朱尔斯假装随便地说:“没请医生看看?也许很容易就能治好呢。”
方坦不再魅力四射。他冷冰冰地瞪着朱尔斯看了好一会儿。“我两年前做的第一件事情就是看医生。最好的专科大夫。我的私人医生,据说是加州最顶尖的一位。他们叫我多休息。没什么毛病,只是上岁数了。男人上了岁数,声音会跟着变化。”

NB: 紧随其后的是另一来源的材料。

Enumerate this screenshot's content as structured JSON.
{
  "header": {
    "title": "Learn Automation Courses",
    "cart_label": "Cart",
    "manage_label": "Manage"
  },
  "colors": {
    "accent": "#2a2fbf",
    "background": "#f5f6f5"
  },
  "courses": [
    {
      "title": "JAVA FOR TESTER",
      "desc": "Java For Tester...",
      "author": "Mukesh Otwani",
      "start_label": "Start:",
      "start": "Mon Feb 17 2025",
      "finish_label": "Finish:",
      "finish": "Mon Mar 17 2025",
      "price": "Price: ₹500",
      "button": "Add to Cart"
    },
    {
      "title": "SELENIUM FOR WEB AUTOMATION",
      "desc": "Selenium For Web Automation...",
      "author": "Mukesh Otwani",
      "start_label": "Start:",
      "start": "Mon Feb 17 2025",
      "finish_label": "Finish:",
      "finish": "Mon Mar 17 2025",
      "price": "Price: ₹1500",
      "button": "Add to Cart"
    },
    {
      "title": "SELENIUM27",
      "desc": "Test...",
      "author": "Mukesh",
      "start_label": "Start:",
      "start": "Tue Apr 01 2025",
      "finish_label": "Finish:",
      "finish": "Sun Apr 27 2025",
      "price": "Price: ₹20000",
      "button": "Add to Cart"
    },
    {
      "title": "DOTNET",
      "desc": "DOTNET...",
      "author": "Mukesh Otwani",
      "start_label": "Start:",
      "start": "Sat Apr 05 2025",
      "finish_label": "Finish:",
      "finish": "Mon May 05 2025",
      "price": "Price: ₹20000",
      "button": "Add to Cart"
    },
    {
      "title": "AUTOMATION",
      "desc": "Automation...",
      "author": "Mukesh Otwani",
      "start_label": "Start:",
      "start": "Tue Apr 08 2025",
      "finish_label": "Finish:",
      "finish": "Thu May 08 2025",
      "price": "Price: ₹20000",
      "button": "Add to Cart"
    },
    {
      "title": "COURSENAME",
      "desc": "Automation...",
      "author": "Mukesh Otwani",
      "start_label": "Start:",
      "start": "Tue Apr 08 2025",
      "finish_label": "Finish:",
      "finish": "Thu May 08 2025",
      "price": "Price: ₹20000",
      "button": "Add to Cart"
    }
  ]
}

说完,方坦不再搭理他,只关注露西,像是对所有女人那样对她发射魅力。朱尔斯继续听他说话。肯定是声带上长了东西。但专科医生怎么可能没有发现呢?难道是恶性的,还是不能动手术?要么还有别的原因?
他打断方坦的话:“上一次接受专科检查是什么时候?”
方坦显然被惹火了,但看在露西的面子上,尽量按捺住火气。“大概十八个月前。”他说。
“你的医生有没有给你定期检查?”朱尔斯问。
“还用你说?”约翰尼·方坦怒道,“他给我喷可待因,仔细检查。他说只是嗓子上了年纪,还有喝酒抽烟其他原因。难不成你比他还懂行?”
朱尔斯问:“哪个医生?”
方坦稍微有点自豪地说:“塔克,詹姆斯·塔克医生。对他有何高见?”
很耳熟,提起他就会想起电影明星、名媛和收费昂贵的疗养院。
“穿衣打扮很有一套。”朱尔斯笑呵呵地说。
方坦真的生气了。“你觉得你当医生比他强?”
朱尔斯哈哈笑道:“那得看你当歌手是不是比卡门·伦巴多强了。”他惊讶地看见尼诺·瓦伦蒂仰天狂笑,后脑勺撞在了椅背上。这个笑话似乎没那么好笑。他狂笑时吐出的气息有波旁威士忌的味道,瓦伦蒂先生——天晓得是何方神圣——大清早这个时辰就已经喝得半醉了。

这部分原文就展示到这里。